Белый пруд и Уолден – огромные кристаллы на поверхности земли, Озера света. Будь они ручных размеров и навсегда застывшими, их бы давно унесли рабы, как драгоценные камни для украшения императорских корон. Но они жидкие и обширные, и потому навеки принадлежат нам и нашим потомкам, но мы пренебрегаем ими и гонимся за алмазом Кохинур. Они слишком идеальны, чтобы иметь рыночную цену; в них нет примесей грязи. Насколько они прекрасней наших жизней, насколько они чище наших нравов! Мы никогда не узнаем у них что-то предосудительное. Насколько они прекраснее прудика перед дверью фермера, в котором плавают его домашние утки! Сюда прилетают только их чистые дикие собратья. Обитающие в Природе люди не ценят ее по достоинству.

Пышное оперение птиц и их пение гармонируют с цветами, но какие юноши или девушки могут стать единым целым с дикой буйной красотой природы? Она цветет почти в одиночестве, вдали от городов, где обитают люди. А вы еще разглагольствуете о небесах! И при этом позорите землю.

Ферма Бейкера

Иногда я бродил по сосновым рощам, стоявшим как храмы или эскадры кораблей под парусами, с искривленными ветвями, все в пятнах света. Они были такими приятными, зелеными и тенистыми, что друиды оставили бы свои дубы, чтобы молиться им. Еще я любил гулять в кедровом лесу за прудом Флинта, где деревья, усыпанные синими ягодами с белесым налетом, тянулись все выше и выше, до самого входа в Вальхаллу, а стелющийся под ними можжевельник устлал землю венками, полными плодов. Ходил и на болота, где лишайник гирляндами свисал с черных елей, и поганки, эти круглые столы болотных богов, покрывали землю. Где пни украсились самыми красивыми грибами, похожими на бабочек или улиток. Где росли гелониас и бересклет, где красные ягоды бузины светились глазами чертенят, где древогубец обвивал и душил в объятиях деревья твердых пород, а ягоды падуба своей красотой заставляли забыть о доме. Где ослепляли и соблазняли другие неизвестные и запретные лесные плоды, слишком прекрасные для смертного.
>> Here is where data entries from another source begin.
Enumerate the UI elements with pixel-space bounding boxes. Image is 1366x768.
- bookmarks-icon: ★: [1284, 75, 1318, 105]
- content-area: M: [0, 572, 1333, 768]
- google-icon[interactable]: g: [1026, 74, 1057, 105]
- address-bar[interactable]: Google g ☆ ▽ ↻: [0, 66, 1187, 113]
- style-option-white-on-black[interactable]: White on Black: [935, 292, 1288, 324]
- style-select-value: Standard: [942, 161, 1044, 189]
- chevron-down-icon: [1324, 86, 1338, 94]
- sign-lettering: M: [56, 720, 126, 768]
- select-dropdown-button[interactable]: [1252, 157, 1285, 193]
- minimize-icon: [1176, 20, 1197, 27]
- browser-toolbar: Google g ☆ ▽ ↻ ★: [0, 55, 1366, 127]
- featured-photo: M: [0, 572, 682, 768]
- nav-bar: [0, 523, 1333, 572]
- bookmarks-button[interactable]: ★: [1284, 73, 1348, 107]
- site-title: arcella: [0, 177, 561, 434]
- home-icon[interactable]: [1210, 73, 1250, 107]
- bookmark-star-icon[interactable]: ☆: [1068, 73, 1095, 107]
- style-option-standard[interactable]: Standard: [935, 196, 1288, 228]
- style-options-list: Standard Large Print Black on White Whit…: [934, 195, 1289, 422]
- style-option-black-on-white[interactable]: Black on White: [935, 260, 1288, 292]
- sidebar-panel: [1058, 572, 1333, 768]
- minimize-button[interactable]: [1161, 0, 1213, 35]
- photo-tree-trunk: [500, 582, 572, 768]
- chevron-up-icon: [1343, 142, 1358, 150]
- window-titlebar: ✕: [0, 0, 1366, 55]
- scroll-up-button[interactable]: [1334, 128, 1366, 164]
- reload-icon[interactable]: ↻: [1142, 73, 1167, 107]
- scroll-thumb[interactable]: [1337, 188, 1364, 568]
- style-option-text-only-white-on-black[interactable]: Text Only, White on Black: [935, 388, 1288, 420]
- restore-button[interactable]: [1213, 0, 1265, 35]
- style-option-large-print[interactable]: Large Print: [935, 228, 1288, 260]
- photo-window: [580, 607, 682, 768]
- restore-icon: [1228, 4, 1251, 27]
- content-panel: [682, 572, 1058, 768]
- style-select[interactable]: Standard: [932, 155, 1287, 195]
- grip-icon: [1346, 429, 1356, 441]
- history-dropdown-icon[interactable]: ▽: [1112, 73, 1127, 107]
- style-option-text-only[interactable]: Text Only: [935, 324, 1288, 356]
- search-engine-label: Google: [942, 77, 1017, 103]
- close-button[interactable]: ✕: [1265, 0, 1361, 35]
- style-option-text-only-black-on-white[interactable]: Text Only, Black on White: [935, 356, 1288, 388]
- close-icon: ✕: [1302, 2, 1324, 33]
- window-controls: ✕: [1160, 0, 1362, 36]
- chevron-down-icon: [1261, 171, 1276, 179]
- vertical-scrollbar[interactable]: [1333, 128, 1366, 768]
Вместо визитов к ученым я много раз посетил деревья редких видов, спрятанные в отдаленных местах посреди пастбища, в глубине леса, болота или на вершине холма. Был у черной березы, некоторые выдающиеся экземпляры которой достигают у нас двух футов в диаметре; у ее кузины, желтой березы, облаченной в просторную золотистую парчу, такую же благоухающую, как и вся родня. Навещал бук, безукоризненно гладкоствольный, красиво расписанный лишайником. В нашей округе сохранилась лишь одна буковая рощица, кроме отдельных деревьев. Считается, что ее посадили голуби, когда-то привлеченные вкусными орешками. Любо-дорого посмотреть, как искрят серебристые щепки при рубке этого дерева! Видел и американские липы, и грабы, и Celtis occidentals – каменное дерево, представленное у нас в единственном числе. И особенно высокую сосну, подходящую для корабельных мачт, и самый красивый хэмлок, стоявший посреди леса как пагода, и еще множество других. Это были мои алтари для круглогодичных обрядов.

Однажды я очутился у самого края радуги. Она захватила нижний слой атмосферы, раскрасила лес и ослепила, как сияющий разноцветный кристалл. В этом озере радужного света я плавал, подобно дельфину. Продлись радуга подольше, она бы окрасила мои дела и жизнь. Я шел по железнодорожному полотну, удивлялся ореолу света вокруг тени, и с удовольствием воображал себя одним из святых. Один из гостей заявил, что вокруг теней ирландцев, шедших рядом, никакого ореола не было, что так отмечены только местные уроженцы.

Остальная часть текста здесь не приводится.